Today is a few days short of my first anniversary of starting work at Coverity. It has been an extremely fun, educational and challenging year. I wanted a change, and I got one in a lot of ways. Working at a rapidly-growing, ten-year-old, 300-person company is very different than working at an industry behemoth like Microsoft. Working in a downtown Seattle skyscraper is a pleasant change from crossing the bridge to Redmond every day. I’ve spent the last six months doing a lot more strategy and planning than writing code, which I hope to rebalance back towards the coding side for the next six months.
But in a lot of ways things have been the same. I’m still working on analysis of C#. I’m still meeting with my old friends on the C# compiler team from time to time. (Hi guys!) I’m still shipping software to paying customers who are people like me: software developers who want tools that make their code better. Both DevDiv and Coverity have the property that their R&D employees are their target market, and that’s a really pleasant property to have.
And I’m still working with a great team of smart people, from whom I still have much to learn. When I arrived a year ago I had only the vaguest idea of how far along the c# analyzer was.

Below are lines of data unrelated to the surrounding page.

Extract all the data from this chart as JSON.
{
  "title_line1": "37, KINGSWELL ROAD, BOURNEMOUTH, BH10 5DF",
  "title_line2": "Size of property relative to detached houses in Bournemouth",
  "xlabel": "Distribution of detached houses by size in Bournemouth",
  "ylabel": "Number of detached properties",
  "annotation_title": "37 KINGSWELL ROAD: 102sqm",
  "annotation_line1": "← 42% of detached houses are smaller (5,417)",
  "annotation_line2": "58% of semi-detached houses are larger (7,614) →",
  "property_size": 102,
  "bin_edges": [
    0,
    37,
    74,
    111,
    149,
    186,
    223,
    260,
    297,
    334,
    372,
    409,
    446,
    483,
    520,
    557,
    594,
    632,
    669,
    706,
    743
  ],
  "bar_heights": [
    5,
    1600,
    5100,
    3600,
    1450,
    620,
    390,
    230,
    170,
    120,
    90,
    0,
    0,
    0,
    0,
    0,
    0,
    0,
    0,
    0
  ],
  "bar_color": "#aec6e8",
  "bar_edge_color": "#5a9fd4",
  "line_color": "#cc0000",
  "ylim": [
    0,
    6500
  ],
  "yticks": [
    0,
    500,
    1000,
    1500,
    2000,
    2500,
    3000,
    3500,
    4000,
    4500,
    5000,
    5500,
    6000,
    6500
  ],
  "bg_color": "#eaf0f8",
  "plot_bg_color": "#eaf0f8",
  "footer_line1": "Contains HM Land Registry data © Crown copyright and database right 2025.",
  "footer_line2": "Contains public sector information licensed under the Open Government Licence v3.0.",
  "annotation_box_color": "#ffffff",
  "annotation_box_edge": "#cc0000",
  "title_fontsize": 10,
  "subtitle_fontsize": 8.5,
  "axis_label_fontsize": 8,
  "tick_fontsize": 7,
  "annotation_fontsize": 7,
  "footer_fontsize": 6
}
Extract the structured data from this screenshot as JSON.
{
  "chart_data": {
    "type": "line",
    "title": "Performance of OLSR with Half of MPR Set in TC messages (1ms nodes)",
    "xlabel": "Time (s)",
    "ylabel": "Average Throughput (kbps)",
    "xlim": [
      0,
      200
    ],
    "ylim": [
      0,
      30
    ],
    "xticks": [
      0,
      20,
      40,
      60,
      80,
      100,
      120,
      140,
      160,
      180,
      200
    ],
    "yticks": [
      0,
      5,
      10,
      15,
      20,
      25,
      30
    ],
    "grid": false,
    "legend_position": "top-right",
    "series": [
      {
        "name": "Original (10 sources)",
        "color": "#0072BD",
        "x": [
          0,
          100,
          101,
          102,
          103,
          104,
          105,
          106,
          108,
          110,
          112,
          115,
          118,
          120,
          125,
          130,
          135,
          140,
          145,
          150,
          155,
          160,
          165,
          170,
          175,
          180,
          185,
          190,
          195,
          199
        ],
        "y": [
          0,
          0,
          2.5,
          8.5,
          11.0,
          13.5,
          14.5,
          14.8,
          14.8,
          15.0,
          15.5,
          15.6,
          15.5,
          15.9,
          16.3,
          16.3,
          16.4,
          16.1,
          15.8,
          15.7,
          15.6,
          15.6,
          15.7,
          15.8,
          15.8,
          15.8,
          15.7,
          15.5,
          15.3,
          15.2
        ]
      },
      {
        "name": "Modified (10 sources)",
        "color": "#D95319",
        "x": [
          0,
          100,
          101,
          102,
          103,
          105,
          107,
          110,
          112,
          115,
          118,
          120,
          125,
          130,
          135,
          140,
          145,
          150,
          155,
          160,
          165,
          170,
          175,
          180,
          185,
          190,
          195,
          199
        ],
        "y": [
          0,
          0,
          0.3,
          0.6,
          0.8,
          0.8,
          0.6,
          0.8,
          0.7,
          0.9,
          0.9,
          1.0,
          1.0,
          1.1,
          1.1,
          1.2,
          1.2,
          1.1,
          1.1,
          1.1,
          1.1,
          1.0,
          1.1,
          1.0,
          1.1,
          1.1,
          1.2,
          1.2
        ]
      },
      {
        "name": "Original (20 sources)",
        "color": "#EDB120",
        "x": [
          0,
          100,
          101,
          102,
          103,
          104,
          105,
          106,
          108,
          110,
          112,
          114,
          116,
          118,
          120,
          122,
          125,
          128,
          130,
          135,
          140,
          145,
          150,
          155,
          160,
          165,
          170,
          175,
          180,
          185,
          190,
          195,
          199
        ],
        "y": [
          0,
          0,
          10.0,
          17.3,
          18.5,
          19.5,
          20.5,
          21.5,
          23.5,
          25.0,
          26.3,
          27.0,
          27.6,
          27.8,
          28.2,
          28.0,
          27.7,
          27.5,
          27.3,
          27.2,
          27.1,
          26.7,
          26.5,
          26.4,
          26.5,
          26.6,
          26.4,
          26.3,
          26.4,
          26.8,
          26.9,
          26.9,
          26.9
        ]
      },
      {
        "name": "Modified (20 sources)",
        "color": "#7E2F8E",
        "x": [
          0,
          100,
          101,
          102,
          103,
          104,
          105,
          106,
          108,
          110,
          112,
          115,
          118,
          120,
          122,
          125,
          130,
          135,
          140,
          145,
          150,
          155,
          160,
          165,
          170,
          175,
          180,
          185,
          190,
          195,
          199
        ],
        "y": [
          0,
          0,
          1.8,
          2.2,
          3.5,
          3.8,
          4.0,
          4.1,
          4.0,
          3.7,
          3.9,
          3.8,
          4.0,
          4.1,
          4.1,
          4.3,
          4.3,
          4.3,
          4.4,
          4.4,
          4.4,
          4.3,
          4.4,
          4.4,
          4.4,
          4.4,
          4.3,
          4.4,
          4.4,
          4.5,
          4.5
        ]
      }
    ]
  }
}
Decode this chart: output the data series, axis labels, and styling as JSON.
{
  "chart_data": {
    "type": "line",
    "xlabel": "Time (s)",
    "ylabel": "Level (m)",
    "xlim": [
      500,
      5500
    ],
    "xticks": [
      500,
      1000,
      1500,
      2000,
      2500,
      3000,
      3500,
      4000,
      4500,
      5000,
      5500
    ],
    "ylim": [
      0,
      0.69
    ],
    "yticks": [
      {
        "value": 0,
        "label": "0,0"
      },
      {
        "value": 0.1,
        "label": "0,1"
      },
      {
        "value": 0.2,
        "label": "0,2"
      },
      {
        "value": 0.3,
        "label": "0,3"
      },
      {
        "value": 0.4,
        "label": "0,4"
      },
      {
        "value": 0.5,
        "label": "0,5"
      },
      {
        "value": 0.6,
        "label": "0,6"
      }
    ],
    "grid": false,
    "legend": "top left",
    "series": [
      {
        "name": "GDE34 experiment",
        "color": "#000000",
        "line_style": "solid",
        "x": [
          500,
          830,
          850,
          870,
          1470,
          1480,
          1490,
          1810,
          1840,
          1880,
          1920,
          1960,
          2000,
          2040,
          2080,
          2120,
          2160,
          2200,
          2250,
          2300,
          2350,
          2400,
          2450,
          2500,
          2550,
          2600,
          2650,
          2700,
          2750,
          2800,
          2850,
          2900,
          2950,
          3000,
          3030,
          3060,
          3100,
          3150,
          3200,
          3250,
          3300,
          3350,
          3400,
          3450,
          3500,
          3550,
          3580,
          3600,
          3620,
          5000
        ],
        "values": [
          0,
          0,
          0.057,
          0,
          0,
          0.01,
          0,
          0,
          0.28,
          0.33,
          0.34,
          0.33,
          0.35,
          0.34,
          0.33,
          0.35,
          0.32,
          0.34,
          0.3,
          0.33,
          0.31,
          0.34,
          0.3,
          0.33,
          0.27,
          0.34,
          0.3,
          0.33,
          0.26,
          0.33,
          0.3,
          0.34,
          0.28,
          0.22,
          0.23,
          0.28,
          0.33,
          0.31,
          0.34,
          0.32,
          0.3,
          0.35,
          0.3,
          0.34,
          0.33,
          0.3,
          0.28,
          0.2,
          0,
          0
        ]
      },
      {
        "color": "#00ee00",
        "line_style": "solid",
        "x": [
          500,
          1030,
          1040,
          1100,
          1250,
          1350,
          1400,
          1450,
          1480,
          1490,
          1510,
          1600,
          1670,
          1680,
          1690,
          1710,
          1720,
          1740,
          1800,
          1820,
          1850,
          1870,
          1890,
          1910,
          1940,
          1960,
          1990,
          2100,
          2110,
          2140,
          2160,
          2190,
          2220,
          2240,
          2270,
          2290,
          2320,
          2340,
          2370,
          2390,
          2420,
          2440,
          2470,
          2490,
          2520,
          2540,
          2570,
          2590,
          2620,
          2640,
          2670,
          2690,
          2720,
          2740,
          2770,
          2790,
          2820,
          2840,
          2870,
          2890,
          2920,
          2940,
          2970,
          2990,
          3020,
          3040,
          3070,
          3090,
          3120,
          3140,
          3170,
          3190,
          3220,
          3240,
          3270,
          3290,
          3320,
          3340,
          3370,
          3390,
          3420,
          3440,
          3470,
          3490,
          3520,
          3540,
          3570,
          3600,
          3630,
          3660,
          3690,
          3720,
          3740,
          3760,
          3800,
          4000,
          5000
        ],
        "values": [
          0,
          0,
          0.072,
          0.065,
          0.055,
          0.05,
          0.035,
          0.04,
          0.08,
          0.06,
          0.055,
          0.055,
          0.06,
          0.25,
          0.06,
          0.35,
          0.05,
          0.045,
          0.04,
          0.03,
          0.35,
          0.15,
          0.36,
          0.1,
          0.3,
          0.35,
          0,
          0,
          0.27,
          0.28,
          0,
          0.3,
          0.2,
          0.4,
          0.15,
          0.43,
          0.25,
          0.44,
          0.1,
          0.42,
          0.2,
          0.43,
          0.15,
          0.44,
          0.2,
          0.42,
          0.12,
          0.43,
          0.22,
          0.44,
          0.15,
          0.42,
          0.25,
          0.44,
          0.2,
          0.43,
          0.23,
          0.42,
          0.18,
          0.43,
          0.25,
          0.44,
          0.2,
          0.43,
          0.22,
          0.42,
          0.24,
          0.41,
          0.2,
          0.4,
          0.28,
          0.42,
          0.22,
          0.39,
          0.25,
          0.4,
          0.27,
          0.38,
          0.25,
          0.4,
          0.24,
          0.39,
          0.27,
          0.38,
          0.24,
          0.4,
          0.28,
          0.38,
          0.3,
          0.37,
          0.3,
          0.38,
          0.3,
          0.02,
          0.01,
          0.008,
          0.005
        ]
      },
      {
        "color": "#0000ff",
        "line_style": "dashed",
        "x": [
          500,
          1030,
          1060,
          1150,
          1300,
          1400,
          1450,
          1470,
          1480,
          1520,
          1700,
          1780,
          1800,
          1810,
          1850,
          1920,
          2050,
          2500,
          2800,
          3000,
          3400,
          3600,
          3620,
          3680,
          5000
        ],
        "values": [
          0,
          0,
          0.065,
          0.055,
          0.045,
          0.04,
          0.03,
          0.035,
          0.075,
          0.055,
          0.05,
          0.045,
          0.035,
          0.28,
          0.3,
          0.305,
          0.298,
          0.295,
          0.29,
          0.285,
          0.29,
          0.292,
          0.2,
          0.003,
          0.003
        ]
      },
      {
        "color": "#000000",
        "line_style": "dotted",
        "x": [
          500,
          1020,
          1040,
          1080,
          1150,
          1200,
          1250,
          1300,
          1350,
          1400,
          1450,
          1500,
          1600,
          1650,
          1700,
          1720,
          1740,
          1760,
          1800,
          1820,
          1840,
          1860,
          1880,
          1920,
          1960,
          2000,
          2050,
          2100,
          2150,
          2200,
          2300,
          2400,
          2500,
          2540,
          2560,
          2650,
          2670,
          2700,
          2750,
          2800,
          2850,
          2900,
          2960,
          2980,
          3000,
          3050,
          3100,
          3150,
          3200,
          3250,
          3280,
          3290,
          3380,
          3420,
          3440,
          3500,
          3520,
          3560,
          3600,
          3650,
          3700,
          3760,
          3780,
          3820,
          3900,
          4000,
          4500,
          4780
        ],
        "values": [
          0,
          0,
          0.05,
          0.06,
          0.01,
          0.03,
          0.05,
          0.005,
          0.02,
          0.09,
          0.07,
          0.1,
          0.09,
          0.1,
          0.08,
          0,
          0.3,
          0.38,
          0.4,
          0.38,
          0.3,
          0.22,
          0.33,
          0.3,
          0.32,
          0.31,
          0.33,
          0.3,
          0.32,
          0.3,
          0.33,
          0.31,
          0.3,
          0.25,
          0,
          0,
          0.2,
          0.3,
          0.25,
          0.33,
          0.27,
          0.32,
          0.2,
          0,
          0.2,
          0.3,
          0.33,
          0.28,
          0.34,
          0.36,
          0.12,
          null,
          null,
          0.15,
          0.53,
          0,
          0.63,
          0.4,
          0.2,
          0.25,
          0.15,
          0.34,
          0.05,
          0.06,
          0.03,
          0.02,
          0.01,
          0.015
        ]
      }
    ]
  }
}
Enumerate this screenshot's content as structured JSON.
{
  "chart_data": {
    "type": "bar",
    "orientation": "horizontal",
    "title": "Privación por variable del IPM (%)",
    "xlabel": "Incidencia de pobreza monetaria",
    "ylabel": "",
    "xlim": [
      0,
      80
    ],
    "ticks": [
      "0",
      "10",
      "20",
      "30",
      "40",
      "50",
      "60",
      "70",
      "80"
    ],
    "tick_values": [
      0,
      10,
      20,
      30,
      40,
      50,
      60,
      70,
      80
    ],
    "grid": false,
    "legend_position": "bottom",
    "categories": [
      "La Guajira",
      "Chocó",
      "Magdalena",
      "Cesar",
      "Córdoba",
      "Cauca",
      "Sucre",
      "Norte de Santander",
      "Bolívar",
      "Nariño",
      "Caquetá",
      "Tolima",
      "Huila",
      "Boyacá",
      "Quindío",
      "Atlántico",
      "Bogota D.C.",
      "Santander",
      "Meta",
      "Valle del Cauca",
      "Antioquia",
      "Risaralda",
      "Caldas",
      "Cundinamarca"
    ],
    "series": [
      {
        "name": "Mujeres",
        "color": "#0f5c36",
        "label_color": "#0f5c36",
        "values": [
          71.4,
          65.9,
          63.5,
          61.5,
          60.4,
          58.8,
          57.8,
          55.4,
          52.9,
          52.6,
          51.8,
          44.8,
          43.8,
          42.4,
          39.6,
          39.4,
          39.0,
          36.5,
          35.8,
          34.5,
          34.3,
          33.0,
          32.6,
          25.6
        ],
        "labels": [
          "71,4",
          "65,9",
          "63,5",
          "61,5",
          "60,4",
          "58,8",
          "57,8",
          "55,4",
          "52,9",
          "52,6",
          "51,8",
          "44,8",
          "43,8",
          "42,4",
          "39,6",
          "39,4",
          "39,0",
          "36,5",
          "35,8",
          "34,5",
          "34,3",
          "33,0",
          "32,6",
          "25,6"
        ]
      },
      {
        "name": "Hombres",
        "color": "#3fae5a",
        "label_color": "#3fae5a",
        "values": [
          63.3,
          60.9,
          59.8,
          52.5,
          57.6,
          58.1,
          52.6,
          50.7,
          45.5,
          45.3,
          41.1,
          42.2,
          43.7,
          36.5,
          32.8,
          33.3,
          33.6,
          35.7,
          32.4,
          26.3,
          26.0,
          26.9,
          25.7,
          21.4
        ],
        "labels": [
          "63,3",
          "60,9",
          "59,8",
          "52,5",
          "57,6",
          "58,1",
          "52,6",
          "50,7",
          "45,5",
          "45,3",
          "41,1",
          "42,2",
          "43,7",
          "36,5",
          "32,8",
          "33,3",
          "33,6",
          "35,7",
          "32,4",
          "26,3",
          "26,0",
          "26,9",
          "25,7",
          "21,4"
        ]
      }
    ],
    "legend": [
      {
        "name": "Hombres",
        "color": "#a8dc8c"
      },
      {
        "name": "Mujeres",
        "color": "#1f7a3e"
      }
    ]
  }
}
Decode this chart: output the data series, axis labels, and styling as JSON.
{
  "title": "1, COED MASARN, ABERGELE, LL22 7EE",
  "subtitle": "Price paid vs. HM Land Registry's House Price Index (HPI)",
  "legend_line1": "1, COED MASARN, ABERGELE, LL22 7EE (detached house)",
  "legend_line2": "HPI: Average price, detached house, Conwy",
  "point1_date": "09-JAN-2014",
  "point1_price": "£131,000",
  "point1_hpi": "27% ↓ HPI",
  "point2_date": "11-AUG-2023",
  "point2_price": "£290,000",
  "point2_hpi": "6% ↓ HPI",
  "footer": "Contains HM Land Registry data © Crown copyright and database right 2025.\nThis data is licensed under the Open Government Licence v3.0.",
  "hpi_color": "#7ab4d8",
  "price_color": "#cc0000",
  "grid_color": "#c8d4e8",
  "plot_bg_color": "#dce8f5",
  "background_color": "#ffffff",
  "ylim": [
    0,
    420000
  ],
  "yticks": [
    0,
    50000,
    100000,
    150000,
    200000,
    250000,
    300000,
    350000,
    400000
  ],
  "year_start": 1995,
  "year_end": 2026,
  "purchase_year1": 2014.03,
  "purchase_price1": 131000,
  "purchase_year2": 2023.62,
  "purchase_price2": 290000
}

I was relieved to learn that the whole thing was already working end to end when I arrived. There were many challenges in tuning the checkers, monitoring performance, and so on, that the whole team came together to solve.
I am therefore excited that today we announce the general availability of version 7.0 of Coverity’s analysis product. The C# analysis portion has been completely redesigned and rebuilt to use the same underlying analysis engine as the C, C++ and Java analyzers, and carefully tuned to avoid the false positive patterns that crop up in C#. A number of the checkers are specific to C#; all of them find real bugs in real programs. As I point out in this little video[1. I’m also excited that apparently the video production department has promoted me from Perfectly Ordinary Architect to Senior Architect! Not sure how that happened.] about Coverity vs FXCOP analysis: we hope they find those bugs that you’re glad you found before you shipped!
Today we’re also launching a redesigned web site, and we are moving the Coverity Development Testing Blog[1. Which is now using WordPress, same as ericlippert.com.] to blog.coverity.com. If you want to subscribe, the RSS feed is blog.coverity.com/feed.
Over the next few weeks I’ll post some blogs describing in more technical detail the sorts of bugs the C# checkers find, how they do it, and how you can avoid these bad patterns in your own code.